Résistance polonaise en Saône-et-Loire

Résistance polonaise en Saône-et-Loire

6 juin 44 - Maquisards polonais sauvés par un gendarme patriote

GS – 2016-03-14

 

 

Sauvés par un gendarme patriote…

 

 

 

Un des premiers articles de ce blog relatait une escarmouche survenue le 5 juin 1944 (veille du Débarquement) entre un groupes de maquisards FTP polonais du maquis de Collonge-en-Charollais et deux gendarmes de la brigade de Palinges, relevant de la section de gendarmerie de Montceau-les-Mines – (revoir : Escarmouche au Baronnet ). Rappel des faits :  En vérifiant l’identité de deux jeunes Polonais venus ravitailler leur groupe dans une ferme (Szczepan Bartosiak et Czeslaw Karolewski), les deux gendarmes allaient être mis en fuite par le reste de la troupe, abandonnant leurs vélos chargés du barda règlementaire…

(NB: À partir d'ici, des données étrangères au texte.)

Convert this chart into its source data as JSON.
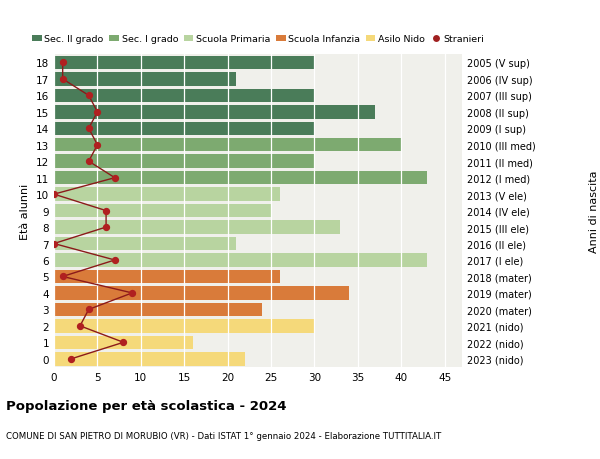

L'un des protagonistes de cette affaire, Szczepan Bartosiak, m’avait raconté l’histoire à Varsovie en 2012, riant encore de bon cœur du tour joué ce jour-là aux gendarmes.

 

Un dossier retrouvé récemment aux archives départementales de Saône-et-Loire révèle qu’en réalité les maquisards polonais avaient eu bien chaud et n’avaient échappé à la battue organisée le lendemain par la gendarmerie de S&L que grâce au sabotage de l’action par l’adjudant-chef Jules Loizon , alors commandant du corps-franc de la gendarmerie de S&L - zone nord.

 

Les deux documents reproduits ci-dessous expliquent l'affaire, d’abord  le PV du commissaire de police des renseignements généraux de Chalon-sur-Saône rédigé le soir du 6 juin, qui peste contre l’échec de la battue et incrimine l’incapacité professionnelle du chef des gendarmes, ensuite le témoignage détaillé de Jules Loizon sur ces évènements, tel que rédigé en 1950 à l’appui de sa demande de carte de Combattant volontaire de la Résistance. On y voit en filigrane d’abord l’articulation des services de répression de Vichy, mais surtout ce que fut l’attitude courageuse de nombre  de gendarmes durant l’Occupation… 

 

 

 

Rapport du commissaire spécial FONTENAS des RG de Chalon, adressé à l’Intendant régional  au maintien de l’ordre (6 juin 1944)

 

 

« J’ai l’honneur de vous rendre compte de ce qui suit :

Ce matin à 2h35, un message de M. le Commissaire Divisionnaire de la sécurité qui m’était transmis par M. le Commissaire de Montceau-les-Mines, me demandait de me mettre d’urgence en communication avec la Gendarmerie de Montceau-les-Mines (…)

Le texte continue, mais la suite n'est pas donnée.